EPA suddenly pulls out of radioactive cleanup sites

Oct 9, 2017

Sen. Charles Schumer was in Lewiston Monday, calling on the Environmental Protection Agency to resume cleanup of radioactive waste sites in Lewiston and Niagara Falls. Schumer said the EPA must continue to work with local community leaders and residents to develop a full remediation plan to clean up the affected properties.

Credit Investigative Post's Dan Tevlock

“The EPA’s abrupt departure has cast a pall of uncertainty and fear over these neighborhoods. Residents fear impacts to their health as well as detrimental effects to their property values and the local economy,” said Schumer.

The bottom line is no family should ever have to live in fear about the impacts of a radioactive hotspot on their community. The EPA must get back to work addressing these toxic sites.
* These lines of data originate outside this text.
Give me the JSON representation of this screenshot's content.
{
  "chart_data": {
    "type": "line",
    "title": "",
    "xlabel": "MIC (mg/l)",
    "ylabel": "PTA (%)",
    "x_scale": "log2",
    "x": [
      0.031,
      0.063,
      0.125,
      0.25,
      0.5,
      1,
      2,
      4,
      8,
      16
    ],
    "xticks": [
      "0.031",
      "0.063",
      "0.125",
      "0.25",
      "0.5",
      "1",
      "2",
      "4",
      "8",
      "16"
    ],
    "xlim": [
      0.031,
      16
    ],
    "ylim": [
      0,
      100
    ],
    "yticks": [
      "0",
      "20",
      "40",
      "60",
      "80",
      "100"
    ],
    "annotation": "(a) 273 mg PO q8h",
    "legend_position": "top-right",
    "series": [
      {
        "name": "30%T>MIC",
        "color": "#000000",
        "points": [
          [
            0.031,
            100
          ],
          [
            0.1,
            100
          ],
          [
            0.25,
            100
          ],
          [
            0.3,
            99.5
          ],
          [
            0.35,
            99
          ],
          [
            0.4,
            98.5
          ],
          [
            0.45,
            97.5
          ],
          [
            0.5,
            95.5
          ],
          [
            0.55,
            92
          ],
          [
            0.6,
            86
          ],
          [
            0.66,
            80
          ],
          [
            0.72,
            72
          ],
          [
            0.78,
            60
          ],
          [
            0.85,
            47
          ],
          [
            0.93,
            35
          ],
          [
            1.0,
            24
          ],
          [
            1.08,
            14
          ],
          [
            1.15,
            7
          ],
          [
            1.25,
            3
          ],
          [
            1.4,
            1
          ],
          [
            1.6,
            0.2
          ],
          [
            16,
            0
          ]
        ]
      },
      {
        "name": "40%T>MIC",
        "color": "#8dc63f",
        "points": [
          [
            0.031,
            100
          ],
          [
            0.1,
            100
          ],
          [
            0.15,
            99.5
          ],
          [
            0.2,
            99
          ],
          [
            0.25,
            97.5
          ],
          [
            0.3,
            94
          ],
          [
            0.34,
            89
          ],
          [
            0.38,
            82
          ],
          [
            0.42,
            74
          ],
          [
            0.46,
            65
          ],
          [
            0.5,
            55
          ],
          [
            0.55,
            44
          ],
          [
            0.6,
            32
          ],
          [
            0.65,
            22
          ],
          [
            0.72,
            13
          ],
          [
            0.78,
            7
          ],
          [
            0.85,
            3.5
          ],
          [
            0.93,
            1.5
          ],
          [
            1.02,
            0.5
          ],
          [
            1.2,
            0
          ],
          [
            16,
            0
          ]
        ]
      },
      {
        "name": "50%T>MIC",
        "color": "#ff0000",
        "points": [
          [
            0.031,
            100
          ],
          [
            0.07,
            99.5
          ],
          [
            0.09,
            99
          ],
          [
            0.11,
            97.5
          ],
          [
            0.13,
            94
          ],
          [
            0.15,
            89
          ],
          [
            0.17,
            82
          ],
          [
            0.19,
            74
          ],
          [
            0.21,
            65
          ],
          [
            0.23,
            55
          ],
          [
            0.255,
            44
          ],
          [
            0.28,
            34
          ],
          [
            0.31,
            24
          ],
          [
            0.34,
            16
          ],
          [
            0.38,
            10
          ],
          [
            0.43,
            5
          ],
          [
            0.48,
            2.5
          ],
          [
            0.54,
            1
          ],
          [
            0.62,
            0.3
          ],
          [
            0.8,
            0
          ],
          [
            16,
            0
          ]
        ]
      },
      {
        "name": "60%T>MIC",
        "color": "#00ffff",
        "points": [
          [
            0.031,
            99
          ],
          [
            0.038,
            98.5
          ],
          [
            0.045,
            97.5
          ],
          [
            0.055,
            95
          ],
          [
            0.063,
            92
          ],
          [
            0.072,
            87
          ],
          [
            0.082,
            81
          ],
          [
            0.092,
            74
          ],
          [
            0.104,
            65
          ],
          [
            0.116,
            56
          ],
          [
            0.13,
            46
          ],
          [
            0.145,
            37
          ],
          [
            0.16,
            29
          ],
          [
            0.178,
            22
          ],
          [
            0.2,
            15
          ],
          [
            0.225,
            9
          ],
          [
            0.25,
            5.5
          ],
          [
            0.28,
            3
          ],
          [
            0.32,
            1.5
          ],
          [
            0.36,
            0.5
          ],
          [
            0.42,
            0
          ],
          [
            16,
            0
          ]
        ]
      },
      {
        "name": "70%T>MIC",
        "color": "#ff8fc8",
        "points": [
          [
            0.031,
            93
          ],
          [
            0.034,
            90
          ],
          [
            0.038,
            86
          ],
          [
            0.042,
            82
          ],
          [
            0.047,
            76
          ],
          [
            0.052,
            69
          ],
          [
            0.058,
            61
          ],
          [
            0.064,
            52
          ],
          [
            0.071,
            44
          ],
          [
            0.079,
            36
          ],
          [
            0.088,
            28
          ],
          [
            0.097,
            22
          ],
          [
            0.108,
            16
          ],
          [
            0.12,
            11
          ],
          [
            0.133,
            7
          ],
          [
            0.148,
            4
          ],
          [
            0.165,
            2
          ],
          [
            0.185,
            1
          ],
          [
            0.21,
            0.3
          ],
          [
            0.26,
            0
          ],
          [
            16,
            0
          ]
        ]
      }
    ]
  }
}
I will continue to bang the drum as loud as I can until the EPA returns to the area, resumes clean-up of these toxic hotspots, and recommits themselves to working with the local community and state regulators until all of these hotspots are permanently eradicated.”

The EPA recently abandoned its cleanup of a residential site on Upper Mountain Road, a field near Holy Trinity Cemetery and a bowling alley parking lot in Niagara Falls. Investigative Post had reported in August that the work had run out of federal money and Schumer says the EPA has not responded to questions about why the work was halted. The estimated cost of the cleanup efforts is $3 million.

In total, more than 60 radioactive sites are in Western New York, the majority of which are in Niagara County.